Pour garantir à chacun un accès digne aux biens communs essentiels, nous proposons :

  • Une tarification progressive de l'énergie et de l'eau, assurant la gratuité des premiers niveaux de consommation ;
  • Un accompagnement personnalisé pour la rénovation thermique prioritaire des logements des ménages modestes ;
  • Un droit à la mobilité durable, avec des solutions adaptées aux territoires ruraux et périurbains ;
  • Une sécurité sociale de l'alimentation, permettant l'accès à une nourriture de qualité et respectueuse de l’environnement.
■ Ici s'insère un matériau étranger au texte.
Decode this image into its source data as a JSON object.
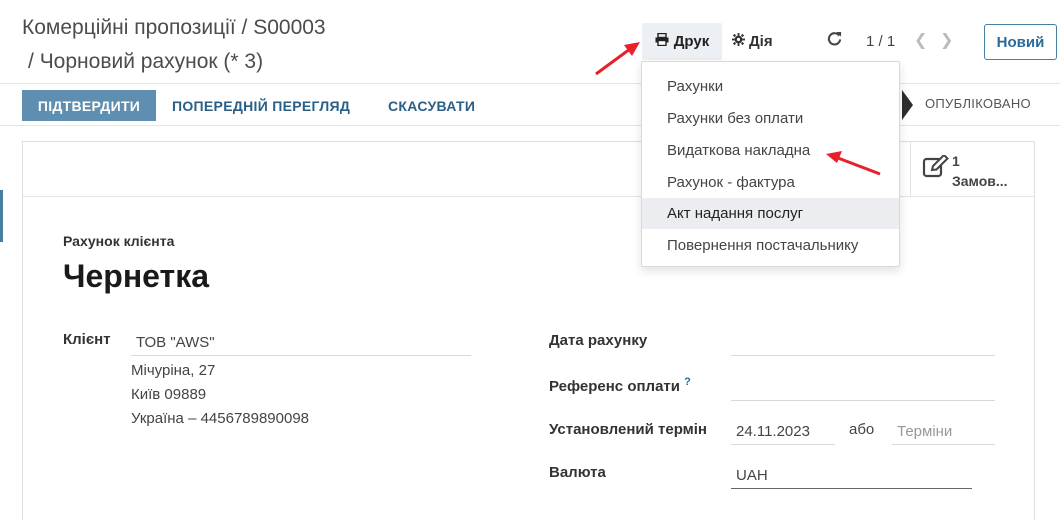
{
  "breadcrumb": {
    "parent": "Комерційні пропозиції",
    "separator": "/",
    "order": "S00003",
    "current": "Чорновий рахунок (* 3)"
  },
  "toolbar": {
    "print_label": "Друк",
    "print_icon": "printer-icon",
    "action_label": "Дія",
    "action_icon": "gear-icon",
    "reload_icon": "refresh-icon",
    "pager": "1 / 1",
    "new_label": "Новий"
  },
  "status_bar": {
    "confirm_label": "ПІДТВЕРДИТИ",
    "preview_label": "ПОПЕРЕДНІЙ ПЕРЕГЛЯД",
    "cancel_label": "СКАСУВАТИ",
    "stage_posted": "ОПУБЛІКОВАНО"
  },
  "print_menu": {
    "items": [
      {
        "label": "Рахунки"
      },
      {
        "label": "Рахунки без оплати"
      },
      {
        "label": "Видаткова накладна"
      },
      {
        "label": "Рахунок - фактура"
      },
      {
        "label": "Акт надання послуг"
      },
      {
        "label": "Повернення постачальнику"
      }
    ]
  },
  "smart_button": {
    "count": "1",
    "label": "Замов...",
    "icon": "edit-icon"
  },
  "form": {
    "doc_type": "Рахунок клієнта",
    "title": "Чернетка",
    "client_label": "Клієнт",
    "client_name": "ТОВ \"AWS\"",
    "client_address": [
      "Мічуріна, 27",
      "Київ 09889",
      "Україна – 4456789890098"
    ],
    "invoice_date_label": "Дата рахунку",
    "payment_ref_label": "Референс оплати",
    "payment_ref_help": "?",
    "due_date_label": "Установлений термін",
    "due_date_value": "24.11.2023",
    "or_label": "або",
    "terms_placeholder": "Терміни",
    "currency_label": "Валюта",
    "currency_value": "UAH"
  },
  "colors": {
    "primary": "#5f8fb0",
    "link": "#2a5f86",
    "annotation_arrow": "#e8202a"
  }
}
         Une planification écologique démocratique

L'urgence climatique impose une action cohérente et coordonnée. Une planification écologique, loin d'être un carcan bureaucratique, constitue un levier démocratique fondamental permettant de :

  • Fixer des objectifs sectoriels précis et mesurables définis collectivement ;
  • Assurer une répartition équitable des efforts et des bénéfices ;
  • Garantir la cohérence des politiques publiques à toutes les échelles de gouvernance ;
  • Évaluer rigoureusement l'impact des mesures mises en œuvre.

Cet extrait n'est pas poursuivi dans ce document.